Arche de Zoé - Transfert des Européens à N'Djamena

Une partie des 103 enfants concernés.
Photo: Agence Reuters Une partie des 103 enfants concernés.

Abéché — Les 16 Européens inculpés et écroués dans l'est du Tchad dans l'affaire de L'Arche de Zoé étaient hier en cours de transfert à N'Djamena où, selon une source judiciaire, ils seront jugés.

La correspondante de Reuters présente à Abéché a aperçu les neuf Français et les sept Espagnols en train d'embarquer sous escorte militaire dans un avion-cargo de l'armée tchadienne à destination de la capitale. Les Européens, qui risquent une peine allant de cinq à vingt ans de travaux forcés, n'ont pas été autorisés à parler à la presse lors de leur transfert.

Un peu plus tôt, la plus haute juridiction du Tchad avait décidé de dessaisir la juridiction d'Abéché au profit de celle de N'Djamena.

«La Cour suprême a statué sur la demande introduite par le ministère public contre les membres de l'association Children Rescue et leurs complices. Elle a décidé de dessaisir la juridiction d'Abéché au profit de celle de N'Djamena», a précisé cette source sous couvert de l'anonymat.

«C'est un arrêt qui donne mandat aux juridictions de N'Djamena de juger les auteurs, coauteurs et complices d'enlèvements de mineurs et d'escroquerie», explique-t-on.

Il s'agit de neuf Français — six membres de L'Arche de Zoé, qui opérait dans l'est du Tchad sous le nom de Children Rescue, et trois journalistes — ainsi que de sept membres d'équipage de nationalité espagnole. Un pilote belge est détenu depuis le début de l'affaire à N'Djamena. Les 16 ont été arrêtés la semaine dernière alors qu'ils s'apprêtaient à exfiltrer en France 103 Africains âgés de un à dix ans et présentés par l'ONG comme des orphelins de la guerre du Darfour, province soudanaise voisine du Tchad.

Mais selon l'ONU et les autorités tchadiennes, la majorité des enfants âgés de un à dix ans ne seraient pas orphelins et seraient issus de familles vivant de part et d'autre de la frontière.

Le président Idriss Déby a laissé entendre que les trois journalistes français ainsi que les hôtesses de l'air espagnoles pourraient être libérés prochainement s'il est établi qu'ils n'étaient pas directement impliqués dans les délits présumés.

L'affaire de L'Arche de Zoé est embarrassante à plus d'un titre pour l'ancienne puissance coloniale, dont Déby est un allié et qui dispose de forces et d'avions sur le territoire tchadien. Elle a provoqué au Soudan et au Tchad de petites manifestations de protestation dirigées, pour certaines, contre la France.

Le président Nicolas Sarkozy est intervenu personnellement auprès de son homologue tchadien en faveur de la libération des journalistes français et d'un règlement négocié de la crise «afin que personne ne perde la face». De son côté, le président sénégalais Abdoulaye Wade a, selon l'agence de presse APS, fait de même pour plaider la cause d'une libération des membres d'équipage de nationalité espagnole.

Des responsables des Nations unies et du Comité international de la Croix-Rouge ont interrogés la quasi-totalité des 21 fillettes et 82 garçonnets impliqués dans l'affaire.

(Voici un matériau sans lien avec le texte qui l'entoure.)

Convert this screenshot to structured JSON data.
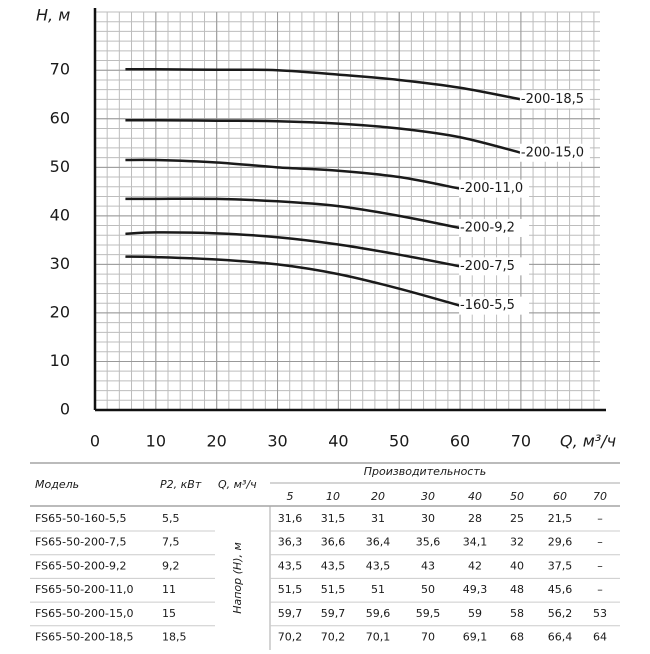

Selon ces responsables, 91 d'entre eux affirment qu'ils vivaient en famille avec au moins un adulte considéré par les enfants comme leur parent. Certains enfants ont déclaré à la presse avoir été attirés dans les villages frontaliers par des offres de confiserie ou des promesses de scolarisation.

Certains parents disent avoir été persuadés par des étrangers de leur confier leurs enfants avec la promesse qu'ils seraient scolarisés dans des localités avoisinantes. Aucun n'avait, en revanche, évoqué l'éventualité d'emmener les enfants en France par avion.